UB Student Association club budget breakdown

A rundown of SA club budgets and how each club receives funds


The Student Association has access to roughly $4 million of UB student money. A large sum of that money is allocated for SA clubs to put on various events throughout the semester.

SA is made up of over 130 clubs. Its $4 million budget is collected through the mandatory student activity fee, which is $104.75 per semester for each UB student. Some clubs receive higher budgets than others based on need and how much money they raise, according to SA Vice President Megan Glander. SA clubs must attend budget hearings with SA Senate’s finance committee prior to receiving funds. SA clubs must also complete a number of requirements before receiving funds.

“There’s a bunch of different SA requirements,” Glander said. “One is you have to do two community service [events], two SA participation [events], two meetings, two events and you have to fundraise half of your starting budget that SA gives them to show that they can make the money back that we provide to them.”

SA needs a standard that sets all the clubs at the same playing field, according to Glander. She said these requirements are listed in the SUNY policy.

Both Black Student Union (BSU) and Society of Automotive Engineers (SAE) receive the highest SA club budgets of $35,000 each for the 2016-2017 school year.

BSU’s annual Black Explosion fashion show is a “huge revenue-generating event,” according to Dan Emmons, SA treasurer.

Glander said BSU’s club longevity is another reason for its big budget. BSU formed in 1967 and was recognized as a permanent club by SA in 1968.

“Obviously we don’t dramatically increase the budget for each club, it goes up slowly, but because [BSU] constantly meets requirements and set a great standard for SA, the revenue that we do give them goes up.”

SAE’s big budget is disbursed because of the club’s twofold nature, according to Glander. The club has both a snowmobile team and a rally-car racing division.

Men’s Crew, an SA rowing club, currently has a budget of $20,550 for the 2016-2017 school year.

SA club coordinators seeking a raise in their budgets can fill out a form requesting money and show that it has met all of the necessary requirements in the spring semester, Glander said.

Most clubs received rollovers this semester, according to Emmons.
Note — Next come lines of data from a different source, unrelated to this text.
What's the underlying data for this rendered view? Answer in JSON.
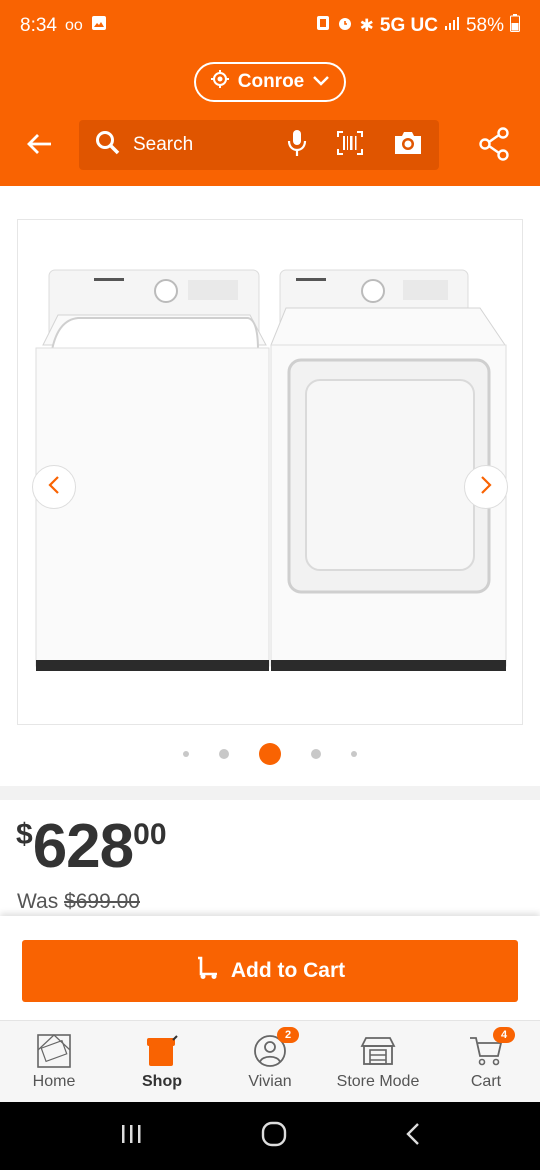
{
  "status_bar": {
    "time": "8:34",
    "network": "5G UC",
    "battery": "58%"
  },
  "header": {
    "store_name": "Conroe",
    "search_placeholder": "Search"
  },
  "gallery": {
    "image_count": 5,
    "active_index": 2
  },
  "price": {
    "currency": "$",
    "dollars": "628",
    "cents": "00",
    "was_label": "Was",
    "was_price": "$699.00"
  },
  "actions": {
    "add_to_cart_label": "Add to Cart"
  },
  "tabs": [
    {
      "label": "Home",
      "icon": "home-depot-logo-icon",
      "active": false
    },
    {
      "label": "Shop",
      "icon": "paint-bucket-icon",
      "active": true
    },
    {
      "label": "Vivian",
      "icon": "user-icon",
      "active": false,
      "badge": "2"
    },
    {
      "label": "Store Mode",
      "icon": "store-icon",
      "active": false
    },
    {
      "label": "Cart",
      "icon": "cart-icon",
      "active": false,
      "badge": "4"
    }
  ],
  "colors": {
    "brand": "#f96302",
    "search_bg": "#e05500",
    "text": "#333333"
  }
}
A rollover is a club’s remaining fundraised money at the end of an academic year, according to SA’s club handbook. Emmons said SA is currently going through appeals for clubs who did not receive rollovers.

“If you didn’t get rollover, whether it’d be a discrepancy in our revenue tracking or a coordinator’s track sheets, they can appeal that and then we’ll have a meeting, sit down go through past logs to see what happens and if something got messed up along the way they will actually get their rollover back,” Emmons said.
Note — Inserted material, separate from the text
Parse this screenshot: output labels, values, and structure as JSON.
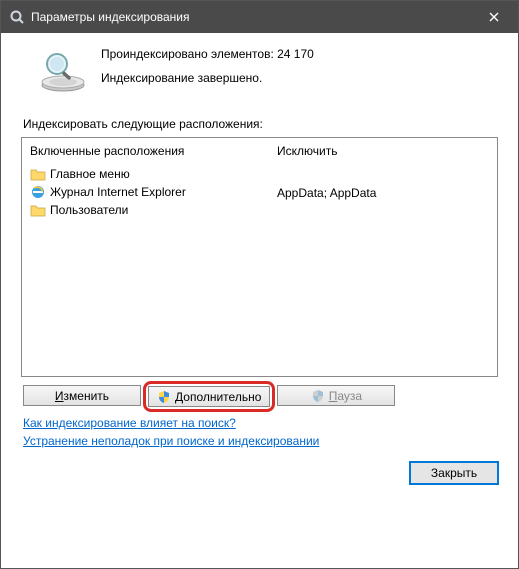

Temporary SA clubs are not assigned a budget and instead must complete two fundraising events, according to Glander and Emmons. The amount of money each temporary club raises through fundraising is not counted, therefore “it’s just the effort that counts,” Emmons said.

Each temporary club has a “co-sponsorship line” of a couple thousand dollars, according to Glander. Once the temporary club becomes recognized, the budget is disbursed at the discretion of the SA Senate.

Some SA clubs have bigger budgets than others according to individual needs. Mock Trial is one of the clubs that doesn’t need as much money and therefore would not ask for additional funding.

Every SA club has an account line set up to track their budget and expenses. Each club logs into SAFE, SA’s finance software to access funds, according to Emmons.

Emmons said SA’s system of checks and balances helps to monitor how clubs are using their money.

Each club must place a request into SAFE before funds are disbursed. SA’s professional staff and finance department then review the request. Emmons and Student Life then look at this request to approve or disapprove it. SA’s accounting company then issues a purchase order to place the funds in each clubs’ account. SA president Matt Rivera or Glander are the final people to sign off on the requisition.

“So when it comes down to it, there’s nine steps for people to request funds so it’s very hard for something to slip through the cracks,” Emmons said. “It hasn’t happened too much in the past.”

Stephen Hagenbuch, head bookkeeper for SA, assists the finance department in making sure each club’s budget goes exclusively toward the club. He said he usually asks the clubs questions to determine if there are any mishandlings with the budget.

A club will be derecognized if money is being extremely misused, according to Hagenbuch.

Dillon Smith, SA Senate chair, said an important aspect of his job is making sure each SA club’s budget is distributed fairly.

When UB Libertarians attempted to bring controversial speaker Milo Yiannopoulos to campus last semester, Smith said it was crucial for him to remind Senate members to not allow their personal beliefs to interfere with distributing money to the club.

“I had to remind all the senators to be fair when giving money to a club to do things – even if the purpose of the event isn’t in line with our political, ethical or religious views,” Smith said. “We want to be fair.”

Some SA senators abstained from that budget meeting, according to Smith.

Students who need additional funding for their clubs can petition before the SA Senate. Glander said there are a lot of opportunities for clubs that don’t budget efficiently to receive additional grants.